Castelbuono: sessantenne finisce in manette con l’accusa di usura
feb 4th, 2010 | By YOUrban | Category: comuniUn arresto per usura a Castelbuono. In manette e’ finito Tommaso Biundo, 60 anni.
Le indagini, condotte dai carabinieri di Cefalù con la collaborazione dei colleghi del comune madonita sono andate avanti per circa dieci mesi, e si sono avvalse di intercettazioni, pedinamenti, perquisizioni domiciliari e sequestri di documenti.
Mesi di intercettazioni, sottolineano i militari, hanno consentito di scoprire che “da circa quattro anni l’uomo aveva prestato somme di denaro a due soggetti, praticando un tasso di interesse di circa il 60%. Il sistema adottato era quello di prestare la somma di denaro in contanti ed avere come garanzia, nel contempo, alcuni assegni dalle vittime, che venivano trattenuti. Nel caso in cui i debitori non fossero stati in grado di versare quanto dovuto, allora il Biundo avrebbe portato gli assegni all’incasso. Ed in effetti - sostengono i carabinieri – questo è quanto è capitato alle due vittime, le quali dal 2005 all’anno scorso hanno richiesto all’indagato tre prestiti“.
Nell’abitazione di Biundo sono state trovate matrici di assegni, cambiali e appunti.
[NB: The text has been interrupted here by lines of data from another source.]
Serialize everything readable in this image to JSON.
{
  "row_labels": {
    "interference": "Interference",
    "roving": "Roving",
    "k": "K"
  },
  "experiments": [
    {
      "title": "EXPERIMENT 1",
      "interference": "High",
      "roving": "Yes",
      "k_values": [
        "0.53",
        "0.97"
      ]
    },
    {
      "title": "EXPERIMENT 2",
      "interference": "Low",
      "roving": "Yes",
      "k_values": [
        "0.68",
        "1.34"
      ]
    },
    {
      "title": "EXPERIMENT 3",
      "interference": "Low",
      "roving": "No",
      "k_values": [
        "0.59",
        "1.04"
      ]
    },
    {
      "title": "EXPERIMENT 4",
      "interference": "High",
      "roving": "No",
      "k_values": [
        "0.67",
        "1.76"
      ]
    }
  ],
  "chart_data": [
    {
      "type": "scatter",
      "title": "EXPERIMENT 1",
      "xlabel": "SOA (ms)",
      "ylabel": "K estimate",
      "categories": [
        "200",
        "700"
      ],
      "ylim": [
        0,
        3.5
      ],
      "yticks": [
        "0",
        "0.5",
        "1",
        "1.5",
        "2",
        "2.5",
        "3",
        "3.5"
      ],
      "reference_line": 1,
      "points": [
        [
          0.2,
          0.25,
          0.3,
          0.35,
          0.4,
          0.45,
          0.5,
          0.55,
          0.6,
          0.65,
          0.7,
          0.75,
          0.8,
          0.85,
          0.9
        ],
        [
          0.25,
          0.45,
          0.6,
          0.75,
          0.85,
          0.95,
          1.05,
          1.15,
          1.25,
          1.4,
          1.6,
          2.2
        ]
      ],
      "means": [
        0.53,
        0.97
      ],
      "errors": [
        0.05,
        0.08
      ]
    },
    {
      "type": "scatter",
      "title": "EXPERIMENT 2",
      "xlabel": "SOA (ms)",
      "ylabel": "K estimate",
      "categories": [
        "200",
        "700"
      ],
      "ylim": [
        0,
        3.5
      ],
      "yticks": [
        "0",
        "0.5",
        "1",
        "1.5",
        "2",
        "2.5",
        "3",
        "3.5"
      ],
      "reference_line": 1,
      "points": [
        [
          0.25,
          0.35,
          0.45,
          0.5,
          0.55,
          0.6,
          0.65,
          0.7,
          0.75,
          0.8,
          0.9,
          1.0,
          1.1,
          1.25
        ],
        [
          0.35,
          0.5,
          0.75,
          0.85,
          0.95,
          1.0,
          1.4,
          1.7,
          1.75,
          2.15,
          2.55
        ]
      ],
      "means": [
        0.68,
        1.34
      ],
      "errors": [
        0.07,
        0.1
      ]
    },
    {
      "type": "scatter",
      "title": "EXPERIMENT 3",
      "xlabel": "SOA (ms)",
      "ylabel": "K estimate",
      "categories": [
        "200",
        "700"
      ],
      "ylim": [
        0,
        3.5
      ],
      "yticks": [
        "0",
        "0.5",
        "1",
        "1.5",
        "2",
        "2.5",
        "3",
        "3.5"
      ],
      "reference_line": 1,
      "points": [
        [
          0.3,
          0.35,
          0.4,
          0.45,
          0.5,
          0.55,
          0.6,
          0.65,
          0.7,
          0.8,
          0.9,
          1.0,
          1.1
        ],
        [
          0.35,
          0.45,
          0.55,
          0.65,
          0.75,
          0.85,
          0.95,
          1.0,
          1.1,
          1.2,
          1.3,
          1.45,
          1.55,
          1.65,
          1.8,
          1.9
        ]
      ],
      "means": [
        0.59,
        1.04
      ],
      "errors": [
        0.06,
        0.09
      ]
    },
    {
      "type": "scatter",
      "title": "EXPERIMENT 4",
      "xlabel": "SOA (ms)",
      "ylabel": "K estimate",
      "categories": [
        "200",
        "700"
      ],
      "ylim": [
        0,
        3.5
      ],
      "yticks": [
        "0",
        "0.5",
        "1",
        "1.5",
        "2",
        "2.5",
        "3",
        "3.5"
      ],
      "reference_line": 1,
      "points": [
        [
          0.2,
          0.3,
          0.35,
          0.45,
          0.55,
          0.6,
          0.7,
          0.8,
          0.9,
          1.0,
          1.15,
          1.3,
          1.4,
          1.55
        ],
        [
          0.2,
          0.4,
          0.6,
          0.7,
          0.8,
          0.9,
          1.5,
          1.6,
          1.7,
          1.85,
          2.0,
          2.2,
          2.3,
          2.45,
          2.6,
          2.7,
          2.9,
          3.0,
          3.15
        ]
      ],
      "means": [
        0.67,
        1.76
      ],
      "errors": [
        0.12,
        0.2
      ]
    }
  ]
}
Dalle indagini è anche emerso che la motivazione che veniva suggerita alle vittime per giustificare le operazioni bancarie era quella secondo cui se ci fossero stati controlli da parte di enti accertatori, si poteva giustificare il pagamento delle somme versate, a rate, con la vendita – solo simulata, ovviamente – di capi di biancheria da corredo comprati dalla moglie dell’indagato.